As developers, we are used to see the difference between two (text) files via diff
, git diff
, or related tools. How to see the difference between two Excel files?
There are many options, and your choice would probably depend on what you mean by “difference”.
1) CSV + Meld
This is the easiest approach. Save both files as .csv
, and use diff
to compare them. Alternatively, you can use Meld
, which is basically a UI for diff
.
For big Excel files, or for two files with lots of differences, it’s usage is limited.
2) ExcelCompare
ExcelCompare is a sophisticated Java based tool with lots of options. I guess it’s most useful if you already have an idea what kind of difference to expect.
3) CSV + MySQL
This approach requires the most effort but comes with high flexibility.
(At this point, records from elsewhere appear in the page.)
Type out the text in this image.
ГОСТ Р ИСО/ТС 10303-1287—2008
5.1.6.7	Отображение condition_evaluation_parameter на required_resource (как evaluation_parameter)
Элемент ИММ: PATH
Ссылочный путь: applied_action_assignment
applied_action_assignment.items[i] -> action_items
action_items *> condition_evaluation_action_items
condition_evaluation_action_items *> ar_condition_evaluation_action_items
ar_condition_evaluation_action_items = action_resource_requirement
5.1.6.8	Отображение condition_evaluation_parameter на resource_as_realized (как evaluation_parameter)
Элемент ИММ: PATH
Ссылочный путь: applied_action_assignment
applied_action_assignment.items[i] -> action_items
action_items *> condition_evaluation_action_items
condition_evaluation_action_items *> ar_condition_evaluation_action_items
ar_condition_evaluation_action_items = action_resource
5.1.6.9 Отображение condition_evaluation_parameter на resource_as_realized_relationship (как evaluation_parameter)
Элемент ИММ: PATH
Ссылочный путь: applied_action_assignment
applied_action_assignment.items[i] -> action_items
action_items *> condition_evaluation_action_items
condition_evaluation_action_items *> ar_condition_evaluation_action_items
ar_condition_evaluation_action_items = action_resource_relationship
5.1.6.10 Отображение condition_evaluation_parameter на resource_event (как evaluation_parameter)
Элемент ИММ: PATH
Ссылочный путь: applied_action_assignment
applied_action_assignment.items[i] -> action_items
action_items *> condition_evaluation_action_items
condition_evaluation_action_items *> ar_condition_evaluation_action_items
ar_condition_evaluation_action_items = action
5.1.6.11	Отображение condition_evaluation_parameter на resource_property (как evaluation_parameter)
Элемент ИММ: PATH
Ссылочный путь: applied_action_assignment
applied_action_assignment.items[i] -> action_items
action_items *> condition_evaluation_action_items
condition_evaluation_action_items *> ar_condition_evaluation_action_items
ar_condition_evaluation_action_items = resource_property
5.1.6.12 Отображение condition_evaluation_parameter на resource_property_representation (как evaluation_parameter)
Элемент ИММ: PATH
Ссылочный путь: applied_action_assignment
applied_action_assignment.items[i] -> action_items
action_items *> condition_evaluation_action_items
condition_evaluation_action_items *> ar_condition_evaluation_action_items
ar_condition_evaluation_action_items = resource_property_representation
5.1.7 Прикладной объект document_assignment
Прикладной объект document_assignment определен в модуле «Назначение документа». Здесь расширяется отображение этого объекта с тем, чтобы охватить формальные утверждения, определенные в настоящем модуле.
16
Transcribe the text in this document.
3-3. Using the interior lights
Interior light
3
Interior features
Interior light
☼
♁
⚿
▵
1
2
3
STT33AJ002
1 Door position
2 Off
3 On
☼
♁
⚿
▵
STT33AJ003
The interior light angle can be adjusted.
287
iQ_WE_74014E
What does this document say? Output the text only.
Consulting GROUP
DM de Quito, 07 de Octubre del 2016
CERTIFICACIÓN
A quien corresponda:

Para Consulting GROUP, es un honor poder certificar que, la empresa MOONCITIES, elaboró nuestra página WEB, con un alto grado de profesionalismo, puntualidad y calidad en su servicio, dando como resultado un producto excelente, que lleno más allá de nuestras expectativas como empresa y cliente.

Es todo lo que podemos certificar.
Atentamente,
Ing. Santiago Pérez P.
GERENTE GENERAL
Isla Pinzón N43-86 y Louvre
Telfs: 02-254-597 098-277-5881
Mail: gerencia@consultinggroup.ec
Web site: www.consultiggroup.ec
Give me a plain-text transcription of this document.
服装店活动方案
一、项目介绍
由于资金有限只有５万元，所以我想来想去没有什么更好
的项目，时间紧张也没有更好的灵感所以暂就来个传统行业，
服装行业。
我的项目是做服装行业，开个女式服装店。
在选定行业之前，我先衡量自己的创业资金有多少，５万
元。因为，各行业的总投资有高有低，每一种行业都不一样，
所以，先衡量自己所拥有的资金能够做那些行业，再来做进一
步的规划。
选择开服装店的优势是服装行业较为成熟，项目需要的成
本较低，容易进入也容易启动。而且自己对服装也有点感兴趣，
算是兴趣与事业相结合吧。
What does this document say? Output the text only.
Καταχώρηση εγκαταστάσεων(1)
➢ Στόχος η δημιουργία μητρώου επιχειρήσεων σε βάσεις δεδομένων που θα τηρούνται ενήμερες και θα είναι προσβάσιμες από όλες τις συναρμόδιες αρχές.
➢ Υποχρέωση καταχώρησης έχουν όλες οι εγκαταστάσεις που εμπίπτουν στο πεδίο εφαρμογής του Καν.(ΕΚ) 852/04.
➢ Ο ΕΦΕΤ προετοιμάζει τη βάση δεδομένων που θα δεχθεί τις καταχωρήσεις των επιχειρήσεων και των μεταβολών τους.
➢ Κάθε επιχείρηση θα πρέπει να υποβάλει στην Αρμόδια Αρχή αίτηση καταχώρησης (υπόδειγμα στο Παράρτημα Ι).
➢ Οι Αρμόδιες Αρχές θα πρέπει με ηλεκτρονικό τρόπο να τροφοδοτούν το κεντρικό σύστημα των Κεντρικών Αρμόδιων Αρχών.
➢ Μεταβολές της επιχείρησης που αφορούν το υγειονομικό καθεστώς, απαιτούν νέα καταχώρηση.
First, save both Excel files in .csv
format.
Then, create a scratch database in MySQL:
> create database excel_diff_tmp;
Next, create two tables which match your Excel file’s tables:
CREATE TABLE `sheet1` (
id int(11) NOT NULL AUTO_INCREMENT,
column_a varchar(255) DEFAULT NULL,
column_b varchar(255) DEFAULT NULL,
# ...
PRIMARY KEY (`id`)
) DEFAULT CHARSET=utf8;
Now, load both .csv
files into the database using LOAD DATA LOCAL INFILE
:
LOAD DATA LOCAL INFILE '/path/to/file1.csv'
INTO TABLE sheet1
FIELDS TERMINATED BY ','
OPTIONALLY ENCLOSED BY '"'
LINES TERMINATED BY '\n'
IGNORE 1 ROWS;
You now have the full power of SQL at you hands to compare these two tables. You can do things like
- Show rows which are in file 1, but not in file 2 (using all columns)
- Show rows which are in file 1, but not in file 2 (using only some columns)
- Show rows equal in both files
- etc.
From MySQL Workbench, you could export the result back as a .csv
file, which you can finally convert to Excel format.